Bond and equity markets have posted strong gains this year, and economic conditions appear largely benign. But as asset managers, we have to ask ourselves whether investor optimism is justified. Although we acknowledge that the markets may have become overly reliant on support in the form of monetary stimulus, we can’t ignore a fundamental shift for the better. For example, major U.S. corporations are enjoying record profits and boast healthy balance sheets. Aside from the positive implications for equities, this is good news for investors in corporate bonds — both investment grade and high yield — for which issuers have taken advantage of cheap borrowing and default levels are extremely low.
But are these gains sustainable? If workers in the real economy are stuck with low savings and low wages, the answer could be no. It appears that there is probably more slack in the economy than the Fed has realized, and that the number of people working or potentially seeking work has risen. The latter may be because more and more, older workers are delaying retirement (see also “The Rising Challenge of Measuring and Managing Longevity Risk”).
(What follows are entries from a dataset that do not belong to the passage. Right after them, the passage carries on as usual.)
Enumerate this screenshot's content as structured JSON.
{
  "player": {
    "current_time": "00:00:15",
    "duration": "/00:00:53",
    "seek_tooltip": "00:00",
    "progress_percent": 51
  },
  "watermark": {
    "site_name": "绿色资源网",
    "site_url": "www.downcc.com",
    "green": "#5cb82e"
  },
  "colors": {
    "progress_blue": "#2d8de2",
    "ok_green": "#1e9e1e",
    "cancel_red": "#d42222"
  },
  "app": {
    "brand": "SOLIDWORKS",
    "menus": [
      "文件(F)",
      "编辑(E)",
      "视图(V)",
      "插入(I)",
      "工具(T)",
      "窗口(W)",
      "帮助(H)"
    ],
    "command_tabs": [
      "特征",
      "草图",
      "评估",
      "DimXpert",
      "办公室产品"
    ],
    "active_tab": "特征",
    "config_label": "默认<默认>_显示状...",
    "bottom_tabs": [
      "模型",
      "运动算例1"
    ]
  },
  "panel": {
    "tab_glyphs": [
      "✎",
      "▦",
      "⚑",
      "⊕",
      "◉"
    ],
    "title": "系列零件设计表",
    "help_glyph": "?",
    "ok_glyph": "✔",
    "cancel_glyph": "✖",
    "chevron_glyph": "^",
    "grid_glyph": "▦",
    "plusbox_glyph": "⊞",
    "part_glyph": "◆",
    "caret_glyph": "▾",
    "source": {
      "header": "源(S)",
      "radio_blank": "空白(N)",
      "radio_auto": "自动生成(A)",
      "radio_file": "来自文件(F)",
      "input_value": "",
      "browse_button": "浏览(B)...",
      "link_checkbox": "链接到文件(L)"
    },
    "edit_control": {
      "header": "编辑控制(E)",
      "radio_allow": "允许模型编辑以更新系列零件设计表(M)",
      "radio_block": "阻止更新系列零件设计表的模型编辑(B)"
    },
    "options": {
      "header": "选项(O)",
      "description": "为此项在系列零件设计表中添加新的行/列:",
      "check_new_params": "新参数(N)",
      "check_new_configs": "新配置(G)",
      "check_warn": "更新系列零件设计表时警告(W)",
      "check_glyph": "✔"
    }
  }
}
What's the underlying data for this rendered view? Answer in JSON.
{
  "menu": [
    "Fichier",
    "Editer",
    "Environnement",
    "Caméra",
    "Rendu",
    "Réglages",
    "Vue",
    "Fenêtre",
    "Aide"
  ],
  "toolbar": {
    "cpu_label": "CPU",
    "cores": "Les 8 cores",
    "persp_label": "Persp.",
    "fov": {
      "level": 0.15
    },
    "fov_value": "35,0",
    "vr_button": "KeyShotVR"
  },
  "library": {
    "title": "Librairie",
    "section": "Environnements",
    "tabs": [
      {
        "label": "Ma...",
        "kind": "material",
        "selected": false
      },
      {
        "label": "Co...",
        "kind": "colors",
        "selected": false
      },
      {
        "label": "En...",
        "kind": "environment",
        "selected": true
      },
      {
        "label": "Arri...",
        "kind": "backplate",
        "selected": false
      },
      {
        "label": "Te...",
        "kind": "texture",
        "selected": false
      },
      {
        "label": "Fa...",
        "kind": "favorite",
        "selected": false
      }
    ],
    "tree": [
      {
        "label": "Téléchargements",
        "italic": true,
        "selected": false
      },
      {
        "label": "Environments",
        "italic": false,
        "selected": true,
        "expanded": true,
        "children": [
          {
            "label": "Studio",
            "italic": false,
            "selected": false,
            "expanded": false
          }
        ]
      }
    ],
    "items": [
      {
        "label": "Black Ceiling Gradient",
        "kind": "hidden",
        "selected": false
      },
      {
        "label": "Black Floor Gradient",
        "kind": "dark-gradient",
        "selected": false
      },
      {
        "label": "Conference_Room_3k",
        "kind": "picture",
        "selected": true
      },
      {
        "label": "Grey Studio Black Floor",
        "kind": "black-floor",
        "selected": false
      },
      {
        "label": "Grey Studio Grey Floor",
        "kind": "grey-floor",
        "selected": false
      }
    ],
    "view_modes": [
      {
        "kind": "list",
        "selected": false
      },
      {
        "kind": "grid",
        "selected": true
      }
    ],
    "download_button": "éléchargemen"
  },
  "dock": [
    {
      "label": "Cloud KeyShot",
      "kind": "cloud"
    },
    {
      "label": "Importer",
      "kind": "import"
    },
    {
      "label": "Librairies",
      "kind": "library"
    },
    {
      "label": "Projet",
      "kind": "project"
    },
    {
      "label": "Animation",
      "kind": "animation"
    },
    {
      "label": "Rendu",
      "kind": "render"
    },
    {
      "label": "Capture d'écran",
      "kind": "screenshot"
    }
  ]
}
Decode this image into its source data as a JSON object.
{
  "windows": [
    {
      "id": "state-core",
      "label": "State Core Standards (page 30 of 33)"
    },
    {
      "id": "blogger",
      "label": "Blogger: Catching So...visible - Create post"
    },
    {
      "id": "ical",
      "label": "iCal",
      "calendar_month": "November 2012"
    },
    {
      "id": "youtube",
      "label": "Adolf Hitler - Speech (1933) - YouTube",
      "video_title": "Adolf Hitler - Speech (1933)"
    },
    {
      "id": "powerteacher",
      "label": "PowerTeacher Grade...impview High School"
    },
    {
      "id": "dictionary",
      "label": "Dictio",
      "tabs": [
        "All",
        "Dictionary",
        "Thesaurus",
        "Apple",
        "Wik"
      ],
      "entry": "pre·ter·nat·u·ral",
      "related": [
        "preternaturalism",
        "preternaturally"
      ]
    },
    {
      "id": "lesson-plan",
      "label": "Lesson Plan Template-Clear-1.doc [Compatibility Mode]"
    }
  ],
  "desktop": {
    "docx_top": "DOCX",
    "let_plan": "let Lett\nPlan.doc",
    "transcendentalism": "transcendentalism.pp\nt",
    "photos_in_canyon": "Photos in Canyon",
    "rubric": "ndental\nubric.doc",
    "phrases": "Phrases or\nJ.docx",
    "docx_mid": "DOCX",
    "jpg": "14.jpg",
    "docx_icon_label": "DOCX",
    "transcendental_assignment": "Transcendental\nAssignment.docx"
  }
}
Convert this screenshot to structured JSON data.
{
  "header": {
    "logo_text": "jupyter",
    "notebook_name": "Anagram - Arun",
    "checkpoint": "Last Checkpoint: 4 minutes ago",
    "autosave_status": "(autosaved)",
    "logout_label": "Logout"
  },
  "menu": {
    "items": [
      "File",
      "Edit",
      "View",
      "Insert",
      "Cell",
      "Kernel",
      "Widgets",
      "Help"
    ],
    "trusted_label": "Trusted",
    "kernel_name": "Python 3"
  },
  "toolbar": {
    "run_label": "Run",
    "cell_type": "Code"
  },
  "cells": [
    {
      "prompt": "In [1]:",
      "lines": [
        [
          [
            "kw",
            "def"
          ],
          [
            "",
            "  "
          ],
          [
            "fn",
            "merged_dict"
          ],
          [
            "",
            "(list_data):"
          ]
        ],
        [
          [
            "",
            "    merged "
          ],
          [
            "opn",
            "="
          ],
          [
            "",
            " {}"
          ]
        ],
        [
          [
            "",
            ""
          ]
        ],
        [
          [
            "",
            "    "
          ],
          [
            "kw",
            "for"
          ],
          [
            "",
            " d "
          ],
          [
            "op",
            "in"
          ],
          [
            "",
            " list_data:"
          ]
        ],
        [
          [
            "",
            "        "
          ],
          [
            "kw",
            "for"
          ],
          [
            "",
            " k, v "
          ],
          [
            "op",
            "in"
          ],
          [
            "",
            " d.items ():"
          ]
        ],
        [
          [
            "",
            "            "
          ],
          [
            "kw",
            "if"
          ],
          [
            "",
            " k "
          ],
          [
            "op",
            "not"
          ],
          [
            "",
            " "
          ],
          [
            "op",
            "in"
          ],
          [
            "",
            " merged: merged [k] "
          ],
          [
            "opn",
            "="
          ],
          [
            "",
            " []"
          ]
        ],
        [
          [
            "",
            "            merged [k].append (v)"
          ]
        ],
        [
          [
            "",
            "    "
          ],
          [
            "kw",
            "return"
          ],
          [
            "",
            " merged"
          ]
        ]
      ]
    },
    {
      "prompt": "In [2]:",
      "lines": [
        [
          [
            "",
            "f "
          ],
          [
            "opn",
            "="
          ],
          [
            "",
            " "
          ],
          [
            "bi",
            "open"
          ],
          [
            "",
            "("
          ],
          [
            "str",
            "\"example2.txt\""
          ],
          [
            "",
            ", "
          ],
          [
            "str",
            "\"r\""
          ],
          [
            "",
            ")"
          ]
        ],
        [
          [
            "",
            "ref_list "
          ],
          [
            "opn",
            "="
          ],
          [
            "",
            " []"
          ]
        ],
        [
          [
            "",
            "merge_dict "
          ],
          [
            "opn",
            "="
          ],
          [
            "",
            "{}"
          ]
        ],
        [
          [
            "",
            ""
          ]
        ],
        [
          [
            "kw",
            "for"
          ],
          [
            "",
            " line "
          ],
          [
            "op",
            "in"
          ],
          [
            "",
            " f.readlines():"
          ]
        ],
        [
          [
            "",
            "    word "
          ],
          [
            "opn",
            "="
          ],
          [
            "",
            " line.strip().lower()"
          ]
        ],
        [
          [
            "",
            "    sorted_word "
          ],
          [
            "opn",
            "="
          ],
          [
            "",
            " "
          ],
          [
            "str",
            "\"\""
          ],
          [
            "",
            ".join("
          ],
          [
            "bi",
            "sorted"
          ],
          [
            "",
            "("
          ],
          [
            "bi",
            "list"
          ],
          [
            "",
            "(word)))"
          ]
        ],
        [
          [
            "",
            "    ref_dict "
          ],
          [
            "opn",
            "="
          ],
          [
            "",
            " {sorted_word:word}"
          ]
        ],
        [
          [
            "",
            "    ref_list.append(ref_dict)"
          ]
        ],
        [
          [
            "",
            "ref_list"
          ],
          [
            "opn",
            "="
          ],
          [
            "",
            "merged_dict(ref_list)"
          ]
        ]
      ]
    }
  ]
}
The labor market has been at the center of Fed policy since the 2008 beginning of the financial crisis. But with worker growth skewed toward low-skill occupations and part-time work, there is a strong downward pressure on wages.
The economic cycle will run its course. Accordingly, slow wage growth is likely to pass as well, as employment slack resolves itself. But how quickly this happens will depend on how many workers are still waiting on the sidelines to jump back into the workforce — something no one knows, not even the Fed. In the meantime, there is a danger that if the aforementioned higher corporate profits are not shared with the labor market, a lack of consumer spending power would hamper economic recovery.
Until the slack is taken up, however, several factors stand to anchor interest rates — and hence government bond yields. Scarcity is among these points. The Treasury is issuing less debt at a time when demand for risk-free collateral is high. Also weighing on interest rates is the positioning of the market. Those investors expecting rates to rise have already positioned themselves underweight. And of course, there’s the near-absence of inflation. Low wage growth strikes yet again!
Joanne Gilbert is a global fixed-income portfolio manager at Aberdeen Asset Management in London.